Pregnant with my son, I would read about breastfeeding but when I would get to the struggles and challenges mamas faced I would never finish. It was too heartbreaking already to face the fact that no matter how much I prepared to be the mama I hoped to be, there was always a chance something unexpected could happen with breastfeeding. I did my best to know about the most common challenges, like watching for different varies of tongue-tie, inverted nipples, delayed milk coming in, etc. But at some point, I had to just let go and reiterate to my husband how important it was for me to breastfeed our son, no matter what that looked like for us.
I know every parent’s breastfeeding story is different, and you must do what you feel is going to be best for you and your child.
Top 5 things you always need to Successfully Breastfeed
1) Hydrate: Drink water, then some more water. Staying hydrated is very important while breastfeeding to ensure your body does not get worn down; you drink when baby drinks. According to breastfeeding.about.com, about 6 to 8 glasses of water daily is best while breastfeeding baby full-time. You do not need to drink beyond thirst, but because we are so busy as moms we forget to listen to our bodies when it needs something.
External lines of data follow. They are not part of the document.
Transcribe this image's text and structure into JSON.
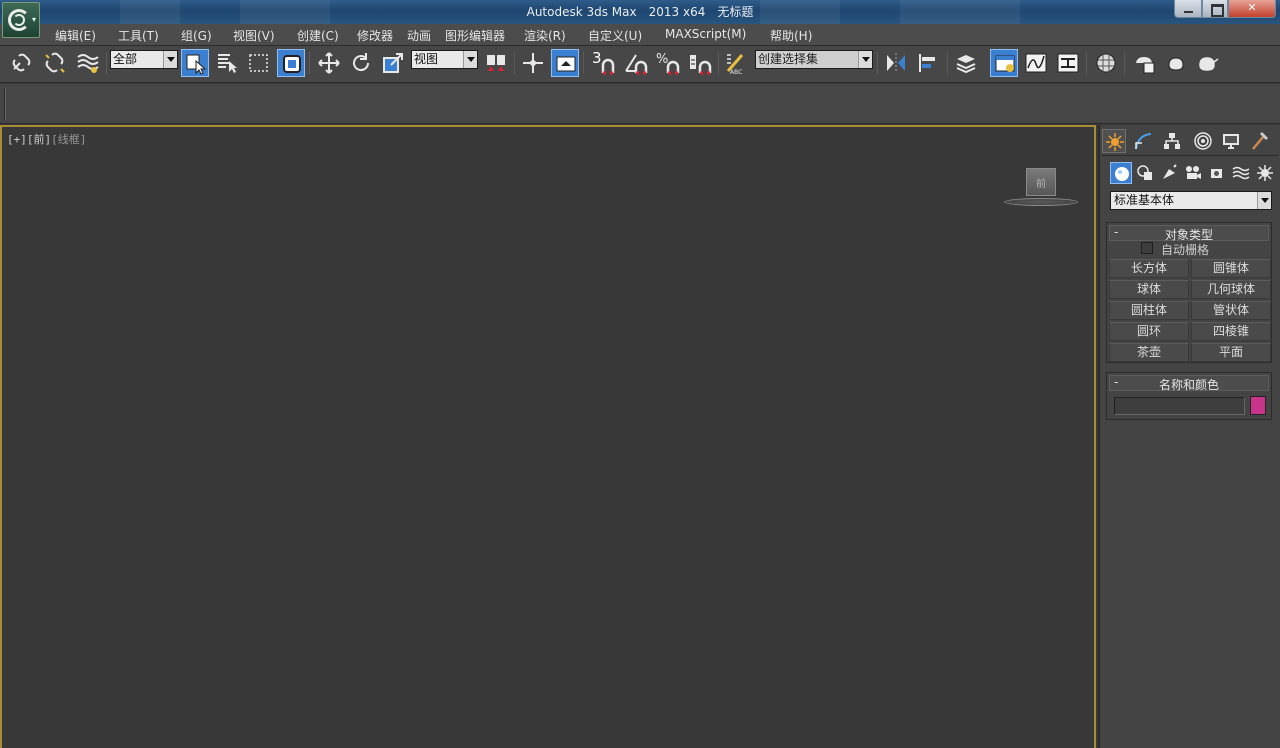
{
  "window": {
    "app_name": "Autodesk 3ds Max",
    "version": "2013 x64",
    "document": "无标题"
  },
  "menu": [
    "编辑(E)",
    "工具(T)",
    "组(G)",
    "视图(V)",
    "创建(C)",
    "修改器",
    "动画",
    "图形编辑器",
    "渲染(R)",
    "自定义(U)",
    "MAXScript(M)",
    "帮助(H)"
  ],
  "toolbar": {
    "selection_filter": "全部",
    "reference_coord": "视图",
    "snap_value": "3",
    "named_selection_placeholder": "创建选择集"
  },
  "viewport": {
    "label_plus": "[+]",
    "label_view": "[前]",
    "label_mode": "[线框]",
    "viewcube_face": "前"
  },
  "command_panel": {
    "category": "标准基本体",
    "object_type": {
      "title": "对象类型",
      "autogrid": "自动栅格",
      "buttons": [
        "长方体",
        "圆锥体",
        "球体",
        "几何球体",
        "圆柱体",
        "管状体",
        "圆环",
        "四棱锥",
        "茶壶",
        "平面"
      ]
    },
    "name_color": {
      "title": "名称和颜色",
      "name_value": "",
      "color": "#c8348a"
    }
  },
  "colors": {
    "active_blue": "#3b7fd0",
    "viewport_border": "#a88c36"
  }
}
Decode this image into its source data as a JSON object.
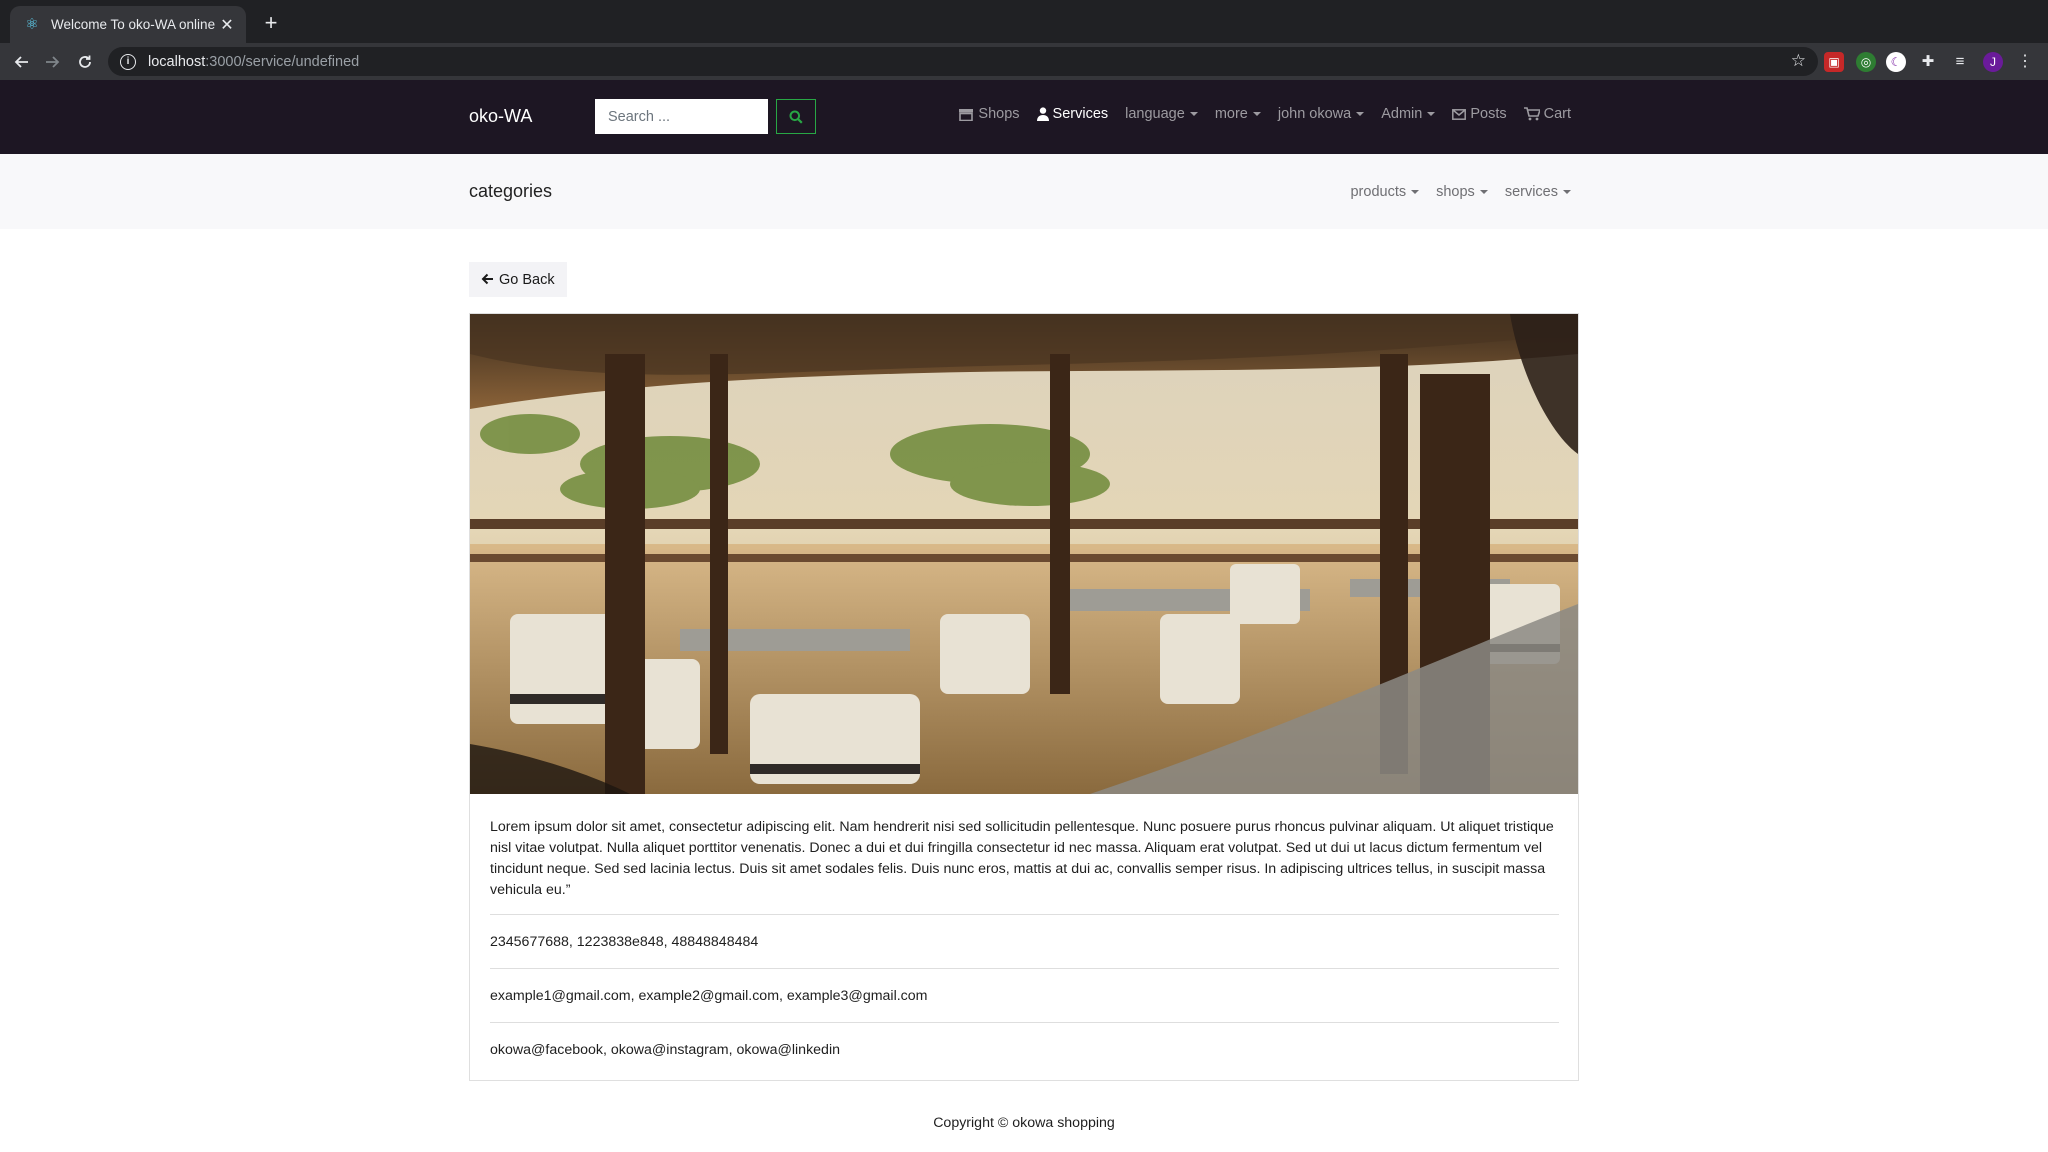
{
  "browser": {
    "tab_title": "Welcome To oko-WA online St",
    "new_tab_symbol": "+",
    "url_host": "localhost",
    "url_path": ":3000/service/undefined",
    "profile_initial": "J"
  },
  "navbar": {
    "brand": "oko-WA",
    "search_placeholder": "Search ...",
    "links": {
      "shops": "Shops",
      "services": "Services",
      "language": "language",
      "more": "more",
      "user": "john okowa",
      "admin": "Admin",
      "posts": "Posts",
      "cart": "Cart"
    },
    "active": "services",
    "colors": {
      "background": "#1d1623",
      "search_button_border": "#28a745"
    }
  },
  "categories": {
    "title": "categories",
    "menus": {
      "products": "products",
      "shops": "shops",
      "services": "services"
    }
  },
  "content": {
    "go_back": "Go Back",
    "image_icon": "beach-restaurant-photo",
    "description": "Lorem ipsum dolor sit amet, consectetur adipiscing elit. Nam hendrerit nisi sed sollicitudin pellentesque. Nunc posuere purus rhoncus pulvinar aliquam. Ut aliquet tristique nisl vitae volutpat. Nulla aliquet porttitor venenatis. Donec a dui et dui fringilla consectetur id nec massa. Aliquam erat volutpat. Sed ut dui ut lacus dictum fermentum vel tincidunt neque. Sed sed lacinia lectus. Duis sit amet sodales felis. Duis nunc eros, mattis at dui ac, convallis semper risus. In adipiscing ultrices tellus, in suscipit massa vehicula eu.”",
    "phones": "2345677688, 1223838e848, 48848848484",
    "emails": "example1@gmail.com, example2@gmail.com, example3@gmail.com",
    "socials": "okowa@facebook, okowa@instagram, okowa@linkedin"
  },
  "footer": {
    "copyright": "Copyright © okowa shopping"
  }
}
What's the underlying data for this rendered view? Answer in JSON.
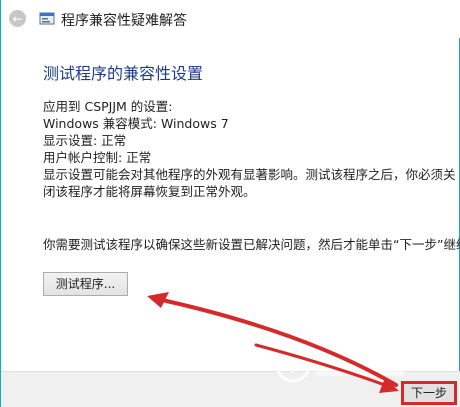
{
  "window": {
    "title": "程序兼容性疑难解答"
  },
  "main": {
    "heading": "测试程序的兼容性设置",
    "applied_to": "应用到  CSPJJM 的设置:",
    "compat_mode": "Windows 兼容模式: Windows 7",
    "display_setting": "显示设置:  正常",
    "uac": "用户帐户控制:  正常",
    "warning": "显示设置可能会对其他程序的外观有显著影响。测试该程序之后，你必须关闭该程序才能将屏幕恢复到正常外观。",
    "instruction": "你需要测试该程序以确保这些新设置已解决问题，然后才能单击“下一步”继续。",
    "test_button": "测试程序..."
  },
  "footer": {
    "next_button": "下一步"
  },
  "annotations": {
    "arrow_color": "#d42a2a"
  }
}
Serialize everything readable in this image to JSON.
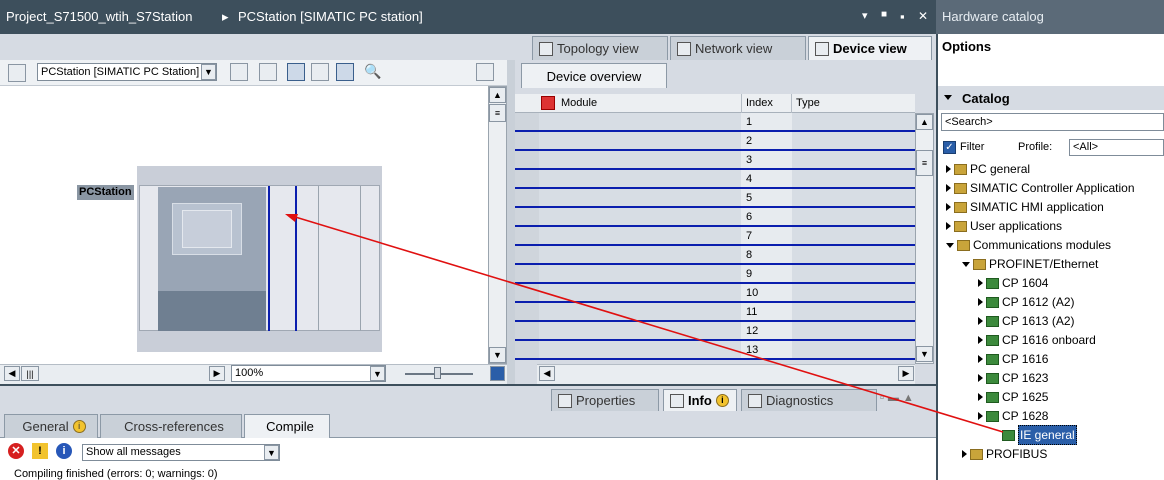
{
  "editor": {
    "title": "Project_S71500_wtih_S7Station",
    "sep": "▸",
    "subtitle": "PCStation [SIMATIC PC station]",
    "win_buttons": [
      "▾",
      "■",
      "▪",
      "✕"
    ]
  },
  "view_tabs": [
    {
      "label": "Topology view",
      "icon": "topology-icon"
    },
    {
      "label": "Network view",
      "icon": "network-icon"
    },
    {
      "label": "Device view",
      "icon": "device-icon",
      "active": true
    }
  ],
  "device_select": {
    "value": "PCStation [SIMATIC PC Station]"
  },
  "canvas": {
    "station_label": "PCStation",
    "zoom": "100%"
  },
  "overview": {
    "tab": "Device overview",
    "columns": [
      "Module",
      "Index",
      "Type"
    ],
    "rows": [
      "1",
      "2",
      "3",
      "4",
      "5",
      "6",
      "7",
      "8",
      "9",
      "10",
      "11",
      "12",
      "13"
    ]
  },
  "inspector": {
    "tabs": [
      "Properties",
      "Info",
      "Diagnostics"
    ],
    "subtabs": [
      "General",
      "Cross-references",
      "Compile"
    ],
    "filter": "Show all messages",
    "status": "Compiling finished (errors: 0; warnings: 0)"
  },
  "catalog": {
    "header": "Hardware catalog",
    "options": "Options",
    "section": "Catalog",
    "search": "<Search>",
    "filter_label": "Filter",
    "profile_label": "Profile:",
    "profile_value": "<All>",
    "items": [
      {
        "label": "PC general",
        "level": 0,
        "open": false,
        "icon": "folder-icon"
      },
      {
        "label": "SIMATIC Controller Application",
        "level": 0,
        "open": false,
        "icon": "folder-icon"
      },
      {
        "label": "SIMATIC HMI application",
        "level": 0,
        "open": false,
        "icon": "folder-icon"
      },
      {
        "label": "User applications",
        "level": 0,
        "open": false,
        "icon": "folder-icon"
      },
      {
        "label": "Communications modules",
        "level": 0,
        "open": true,
        "icon": "folder-icon"
      },
      {
        "label": "PROFINET/Ethernet",
        "level": 1,
        "open": true,
        "icon": "folder-icon"
      },
      {
        "label": "CP 1604",
        "level": 2,
        "open": false,
        "icon": "module-icon"
      },
      {
        "label": "CP 1612 (A2)",
        "level": 2,
        "open": false,
        "icon": "module-icon"
      },
      {
        "label": "CP 1613 (A2)",
        "level": 2,
        "open": false,
        "icon": "module-icon"
      },
      {
        "label": "CP 1616 onboard",
        "level": 2,
        "open": false,
        "icon": "module-icon"
      },
      {
        "label": "CP 1616",
        "level": 2,
        "open": false,
        "icon": "module-icon"
      },
      {
        "label": "CP 1623",
        "level": 2,
        "open": false,
        "icon": "module-icon"
      },
      {
        "label": "CP 1625",
        "level": 2,
        "open": false,
        "icon": "module-icon"
      },
      {
        "label": "CP 1628",
        "level": 2,
        "open": false,
        "icon": "module-icon"
      },
      {
        "label": "IE general",
        "level": 3,
        "selected": true,
        "icon": "module-icon"
      },
      {
        "label": "PROFIBUS",
        "level": 1,
        "open": false,
        "icon": "folder-icon"
      }
    ]
  },
  "colors": {
    "titlebar": "#3d4f5c",
    "rowline": "#0a1eae",
    "arrow": "#e01010"
  }
}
For me, in the beginning, I would always have those beautifully oversized, hospital water mugs in my hand. Nowadays I have a Camelbak permanently attached to me like a shadow. I try to drink at least three, if not four of them a day, with each glass-fill being 750ml. For me, that amount feels the best. Drink one in the morning, one early afternoon, one with dinner, and fill one when going to bed (I don’t always finish this last one).
2) Self-care: Make sure you are taking care of yourself by getting enough sleep (yes, I realize how funny that reads) and eating right and enough for you to be healthy. Try to sleep when baby is sleeping and make sure you’re getting somewhat of a reasonable night’s rest. Remember, babies are only tiny temporarily so this too shall pass. Although it is most commonly recommended that a breastfeeding mama get an extra 500 calories a day, now specialist are starting to realize this varies for every individual (leLecheLegueInternational.org). It’s not so much the exact count of calories that a breastfeeding mama is getting as it is the right amount of vitamins and nutrients her body needs to continue to produce enough energy for herself and milk for her baby. Having a well-balanced diet for your individual body is key.
3) Support: Does your partner, family, friends, and work environment support your parenting right and decision? It is really important that everyone around you knows that breastfeeding is important to you, and that they need to support you in making that decision for you and your baby. It is best that everyone knows the only attitude to have should be positive and ask how they can help make it easier on you to breastfeed.
You do not need negative attitudes around you to mention quiting because it’s hard; the beginning has challenges but it’s more difficult when people around you aren’t being positive and supportive. Most of all, having a supportive partner who is on the same page as you is key. For me, having my husband be supportive and positive on some of those tough, sleepless nights in the beginning really helped boost my confidence and remind me why I could not give up.
4) Help: Do not be afraid to ask for help. If you are feeling lost and have tried everything but breastfeeding is still not going well, don’t hesitate to see a lactation consultant. If you’ve done that but still feel something’s wrong, see a different one, see two different ones; see a pediatric specialist who focuses on tongue-tie and other over looked medical breastfeeding challenges. Always follow your gut, mama! Also, join local Le Leche Leagues and other private breastfeeding communities on Facebook; they are amazing!
5) Relax: Try to relax and give yourself a break. This, I would say is the hardest for me to do. It’s hard being a mom and although breastfeeding is the best thing to do for your babies, it is also very demanding on you and your body 24/7. So, try to set time each day or week aside for yourself to just breath, take a shower, read a book, go to the store ALONE, whatever you like to do for an hour or two. This is important for your emotional state, which affects your body and milk production. With more break through each day in the medical field on postpartum depression, we need to support new moms and ourselves the best way possible.
According to postpartumprogress.com, 1 in 4 women suffer from some form of PPD. That can lead to difficulties with breastfeeding and other postpartum goals.
A big part of life as a parent, you must do what’s best for you, your child and your family. However, when it comes to breastfeeding the best advice I can give you is never give up because you could be right there on the edge about to make it to the other side of victory.